While initially off-putting, I think it was a brilliant choice to largely retain the modern English style of dialog for the book. Characters in historical novels are too often utlanning, framling or worse (a nod to another Father Z literary interest), and phrasing their speech and thoughts like ours prevents that. Quite justly, too, as the aristocratic Roman citizens leading up to Helena’s time might be among the few who can compare in terms of neuroses to the modern Western man. In particular, their jaundiced eye with respect to all things “religious” was very like our own.
Also, it more easily allows us to tie Helena to the thought of Waugh through other Waugh greats, such as Lady Marchmain and Charles Ryder. In her consideration and dismissal of some of the mystical religions of her day, you get a sense of the appreciation of a religion whose “quaint observances expressed a coherent philosophical system and intransigent historical claims….” With an eye toward the season, you could readily put the following quote into Helena’s mouth, as well:
“But of course,” she said, “it’s very unexpected for a camel to go through the eye of a needle, but the gospel is simply a catalogue of unexpected things. It’s not to be expected that an ox and an ass should worship at the crib. Animals are always doing the oddest things in the lives of the saints. It’s all party of the poetry, theAlice-in-Wonderland side, of religion.”
Forgot to say, Helena is my patron saint.
Maybe it is my intj personality, but I always imagined that Joseph would have used the gold, frankincense and myrrh to set up shop in Egypt and then in Nazareth again. The gifts of the Magi were symbolic but also useful.
I love this book and read it years ago. Thanks for the lovely reminder. God bless you this Epiphany Day.
I cannot think of Epiphany this year without Shakespeare’s “The Eleventh Night” coming to mind.
Thank you, Fr. Z, so very much for this! It was exactly what I needed to read today. This book is on my list of books to buy with my various holiday gift cards, and I will order in today.
Phil N_L: Interesting. Not sure I agree; I think by the time someone really thinks it all through and researches all the questions in detail, once an intellectual commitment to the truth is made, and the intellectual assent to faith is given, it tends to endure, as all the Doctors of the Church exemplify.

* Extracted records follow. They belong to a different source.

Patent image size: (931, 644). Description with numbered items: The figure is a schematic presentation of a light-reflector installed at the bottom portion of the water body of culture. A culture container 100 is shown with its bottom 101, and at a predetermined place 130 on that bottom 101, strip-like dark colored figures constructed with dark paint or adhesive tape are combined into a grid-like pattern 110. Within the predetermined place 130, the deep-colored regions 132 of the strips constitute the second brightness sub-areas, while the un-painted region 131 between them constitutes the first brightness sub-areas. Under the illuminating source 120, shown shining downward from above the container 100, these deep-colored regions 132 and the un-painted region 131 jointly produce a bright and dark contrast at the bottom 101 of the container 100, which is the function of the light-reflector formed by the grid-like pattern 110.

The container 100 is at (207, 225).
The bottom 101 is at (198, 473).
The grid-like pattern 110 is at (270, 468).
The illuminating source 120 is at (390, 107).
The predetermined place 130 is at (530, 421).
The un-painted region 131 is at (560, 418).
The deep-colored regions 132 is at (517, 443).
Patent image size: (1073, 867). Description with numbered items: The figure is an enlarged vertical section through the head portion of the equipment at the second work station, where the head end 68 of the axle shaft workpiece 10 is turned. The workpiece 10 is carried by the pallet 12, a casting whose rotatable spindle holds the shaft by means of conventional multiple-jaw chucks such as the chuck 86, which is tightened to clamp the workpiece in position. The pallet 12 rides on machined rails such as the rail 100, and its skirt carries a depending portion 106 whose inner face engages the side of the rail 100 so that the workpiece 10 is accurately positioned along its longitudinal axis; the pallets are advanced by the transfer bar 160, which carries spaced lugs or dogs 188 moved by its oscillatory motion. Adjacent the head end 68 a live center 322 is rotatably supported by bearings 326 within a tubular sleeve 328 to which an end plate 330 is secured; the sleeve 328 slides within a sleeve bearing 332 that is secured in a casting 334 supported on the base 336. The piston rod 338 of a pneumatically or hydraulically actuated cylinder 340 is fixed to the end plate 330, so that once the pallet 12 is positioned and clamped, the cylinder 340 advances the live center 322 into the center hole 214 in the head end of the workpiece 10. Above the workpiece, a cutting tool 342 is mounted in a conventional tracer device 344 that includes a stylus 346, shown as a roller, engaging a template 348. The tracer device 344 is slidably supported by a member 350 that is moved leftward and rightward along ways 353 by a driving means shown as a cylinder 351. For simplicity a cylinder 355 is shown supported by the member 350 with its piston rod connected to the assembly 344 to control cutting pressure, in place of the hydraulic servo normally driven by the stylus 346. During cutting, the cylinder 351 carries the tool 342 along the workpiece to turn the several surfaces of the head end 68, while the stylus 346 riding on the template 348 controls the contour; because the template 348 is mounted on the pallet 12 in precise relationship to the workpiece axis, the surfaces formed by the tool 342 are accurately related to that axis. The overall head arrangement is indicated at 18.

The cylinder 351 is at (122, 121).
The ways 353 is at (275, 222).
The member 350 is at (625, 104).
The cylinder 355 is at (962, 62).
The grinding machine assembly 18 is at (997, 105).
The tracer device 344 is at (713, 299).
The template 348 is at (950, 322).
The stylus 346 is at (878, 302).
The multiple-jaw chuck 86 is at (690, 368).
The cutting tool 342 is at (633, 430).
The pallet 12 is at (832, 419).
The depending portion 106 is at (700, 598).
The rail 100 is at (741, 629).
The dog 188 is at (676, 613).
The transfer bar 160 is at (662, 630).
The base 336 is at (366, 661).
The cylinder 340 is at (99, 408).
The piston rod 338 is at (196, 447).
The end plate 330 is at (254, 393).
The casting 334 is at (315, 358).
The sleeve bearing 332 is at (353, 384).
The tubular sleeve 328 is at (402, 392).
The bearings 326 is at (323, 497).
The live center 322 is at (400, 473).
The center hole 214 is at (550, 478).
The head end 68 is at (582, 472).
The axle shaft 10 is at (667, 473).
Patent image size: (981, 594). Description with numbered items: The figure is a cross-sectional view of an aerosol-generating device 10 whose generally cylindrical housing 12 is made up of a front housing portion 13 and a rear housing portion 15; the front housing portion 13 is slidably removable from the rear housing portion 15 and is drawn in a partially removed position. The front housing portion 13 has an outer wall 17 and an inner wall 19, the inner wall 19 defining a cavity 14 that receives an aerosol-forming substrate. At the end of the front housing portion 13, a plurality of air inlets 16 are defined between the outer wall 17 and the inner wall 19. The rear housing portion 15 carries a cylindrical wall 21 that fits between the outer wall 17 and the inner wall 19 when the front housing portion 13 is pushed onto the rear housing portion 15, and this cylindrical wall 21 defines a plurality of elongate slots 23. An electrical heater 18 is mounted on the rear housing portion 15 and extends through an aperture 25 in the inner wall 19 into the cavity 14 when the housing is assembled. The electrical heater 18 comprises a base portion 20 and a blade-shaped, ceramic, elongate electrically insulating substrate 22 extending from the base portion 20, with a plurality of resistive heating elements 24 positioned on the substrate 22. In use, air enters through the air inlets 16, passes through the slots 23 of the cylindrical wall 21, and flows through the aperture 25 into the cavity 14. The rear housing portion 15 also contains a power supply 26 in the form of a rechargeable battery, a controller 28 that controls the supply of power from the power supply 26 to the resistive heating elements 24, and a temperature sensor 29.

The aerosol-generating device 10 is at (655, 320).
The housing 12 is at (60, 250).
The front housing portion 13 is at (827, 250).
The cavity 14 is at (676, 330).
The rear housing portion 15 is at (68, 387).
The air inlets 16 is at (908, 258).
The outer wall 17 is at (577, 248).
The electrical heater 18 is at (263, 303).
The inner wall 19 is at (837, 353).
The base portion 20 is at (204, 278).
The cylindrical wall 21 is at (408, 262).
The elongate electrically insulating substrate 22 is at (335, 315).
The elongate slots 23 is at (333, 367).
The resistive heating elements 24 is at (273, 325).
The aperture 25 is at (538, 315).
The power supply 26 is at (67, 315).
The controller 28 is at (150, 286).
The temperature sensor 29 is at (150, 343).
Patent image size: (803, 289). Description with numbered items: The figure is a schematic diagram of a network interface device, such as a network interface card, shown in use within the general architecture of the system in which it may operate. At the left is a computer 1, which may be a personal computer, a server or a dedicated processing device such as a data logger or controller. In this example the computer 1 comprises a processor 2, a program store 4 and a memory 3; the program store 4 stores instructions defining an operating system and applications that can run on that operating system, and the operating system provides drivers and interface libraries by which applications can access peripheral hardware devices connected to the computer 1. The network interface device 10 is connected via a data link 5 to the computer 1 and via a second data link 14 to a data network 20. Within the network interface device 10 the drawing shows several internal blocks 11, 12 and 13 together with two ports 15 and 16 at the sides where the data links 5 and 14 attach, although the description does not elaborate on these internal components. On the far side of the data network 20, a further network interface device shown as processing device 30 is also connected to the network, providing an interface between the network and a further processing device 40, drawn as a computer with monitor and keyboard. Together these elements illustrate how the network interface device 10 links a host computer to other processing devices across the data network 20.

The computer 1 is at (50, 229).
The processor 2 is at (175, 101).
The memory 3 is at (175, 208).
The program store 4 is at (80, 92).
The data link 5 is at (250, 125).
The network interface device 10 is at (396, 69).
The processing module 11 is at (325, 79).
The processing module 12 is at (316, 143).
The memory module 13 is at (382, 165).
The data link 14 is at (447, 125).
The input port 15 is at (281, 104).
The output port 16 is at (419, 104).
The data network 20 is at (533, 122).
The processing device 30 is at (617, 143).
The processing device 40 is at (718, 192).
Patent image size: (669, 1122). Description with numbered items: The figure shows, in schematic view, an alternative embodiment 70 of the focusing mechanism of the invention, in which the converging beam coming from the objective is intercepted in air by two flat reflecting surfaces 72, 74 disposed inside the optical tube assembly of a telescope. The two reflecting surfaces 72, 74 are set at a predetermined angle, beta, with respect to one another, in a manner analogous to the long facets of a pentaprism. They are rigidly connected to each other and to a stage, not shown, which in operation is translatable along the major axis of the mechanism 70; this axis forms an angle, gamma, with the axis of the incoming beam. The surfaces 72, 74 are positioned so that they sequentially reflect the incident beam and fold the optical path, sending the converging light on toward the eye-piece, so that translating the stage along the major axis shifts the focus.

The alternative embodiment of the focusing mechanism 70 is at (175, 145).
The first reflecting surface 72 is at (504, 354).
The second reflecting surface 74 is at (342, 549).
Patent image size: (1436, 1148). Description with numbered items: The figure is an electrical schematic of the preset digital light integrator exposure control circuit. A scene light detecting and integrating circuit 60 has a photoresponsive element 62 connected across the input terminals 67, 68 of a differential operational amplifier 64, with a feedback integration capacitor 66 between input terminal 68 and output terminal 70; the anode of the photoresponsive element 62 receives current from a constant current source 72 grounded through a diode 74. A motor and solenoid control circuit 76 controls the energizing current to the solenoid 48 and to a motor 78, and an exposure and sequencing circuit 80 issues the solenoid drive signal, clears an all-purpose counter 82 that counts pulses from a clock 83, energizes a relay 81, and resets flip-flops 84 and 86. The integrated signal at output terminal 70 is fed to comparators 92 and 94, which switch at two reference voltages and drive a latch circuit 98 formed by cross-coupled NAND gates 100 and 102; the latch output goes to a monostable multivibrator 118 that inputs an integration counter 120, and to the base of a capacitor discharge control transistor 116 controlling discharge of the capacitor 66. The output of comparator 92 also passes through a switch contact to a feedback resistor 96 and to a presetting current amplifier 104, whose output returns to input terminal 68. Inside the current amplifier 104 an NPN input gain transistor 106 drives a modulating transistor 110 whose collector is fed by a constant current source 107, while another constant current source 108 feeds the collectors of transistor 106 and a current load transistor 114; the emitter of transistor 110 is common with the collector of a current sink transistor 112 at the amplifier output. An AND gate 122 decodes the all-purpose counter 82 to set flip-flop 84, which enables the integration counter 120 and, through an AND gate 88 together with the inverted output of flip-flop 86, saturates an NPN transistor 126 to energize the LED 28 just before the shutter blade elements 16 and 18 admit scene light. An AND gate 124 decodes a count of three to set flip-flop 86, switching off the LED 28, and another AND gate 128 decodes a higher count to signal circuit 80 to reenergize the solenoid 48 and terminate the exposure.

msc: Thank you for that insight.
A Blessed Epiphany to all!
Oh, thank you for this! More help to enlist for my stubborn husband! And in gratitude, I will now use your Amazon link to find the book, Father Z.
Many thanks for the post. The idea behind the prayer reminds me of the end of Flannery O’Connor’s “Revelation,” where Mrs. Turpin is tagging along near the end of the redeemed ones, and the thought, if my memory has any accuracy at all, is that, Yes, even the proper and stodgy and on-the-self-righteous-side types, who are nevertheless necessary if anything is to get done, can by God’s grace get to Heaven.